La confrérie Saint-Vernier a été créée en 1583 à Ornans, dans « le but de venir en aide aux veuves et aux orphelins de ceux qui travaillaient la vigne. Aujourd’hui, la Saint Vernier célèbre une messe solennelle une fois par an en janvier, à la date de la Saint Vincent, tour à tour dans chaque village de la Vallée » explique le site du diocèse de Besançon. Il s’agit d’une fête « tournante », chaque année, c’est un village différent de la vallée de la Loue ( entre la source et Cléron) qui accueille la confrérie. Voici des images de cette fête tournées par France 3 en 1997.
Et si vous vous passionnez pour cette fête, un film sur la Saint-Vernier à Vuillafans est encore disponible sur Viméo. Une tradition qui avait failli disparaître. En 1979, au moment du renouveau de la vigne à Vuillafans grâce à l’association Ruranim, la fête a repris de la vigueur. Yves Messmer, féru d’histoire locale, a même participé à la création d’un répertoire de chansons typiques de la vallée pour la chorale Saint-Vernier.
DES CHANTS DE LA VALLEE
Aujourd’hui encore des messes font parties intégrantes des fêtes des failles ou de la Saint-Vernier. La chorale reprend ces chants populaires.
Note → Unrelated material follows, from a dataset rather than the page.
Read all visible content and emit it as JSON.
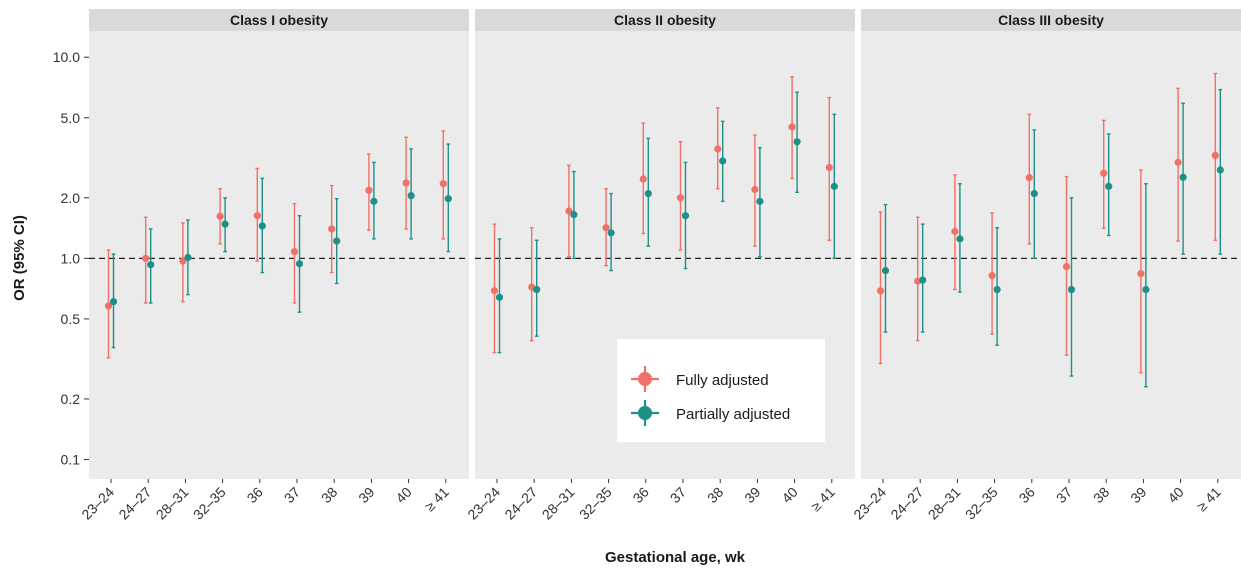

Vignes de ma vallée Au soleil de Septembre,
Vignes de ma vallée Venues du fond des âges,
Bercent la grappe d’ambre Quand s’achève l’été,
Ourlées de buis sauvages, Parfois de houx bronzés,
Ourlées de buis sauvages, parfois de houx bronzés
Mais, d’ici quelques années, qui connaîtra encore ces chants ? Chorale et confrérie sont animées par des personnes aux cheveux grisonnants. L’un des piliers de la confrérie, Alain Verdenet, le reconnaît, la fête de la Saint-Vernier s’étiole. Ce dimanche 26 janvier, une centaine de personnes devraient participer au défilé dans les rues de Montgesoye avant la messe. Un vin d’honneur et un repas sont prévus. Faut-il réinventer cette tradition au risque de trahir son cérémonial ? Est-ce le seul moyen d’assurer sa pérennité ? Faut-il faire vivre les traditions ? Ce sont les habitants de la vallée de la Loue qui ont les réponses.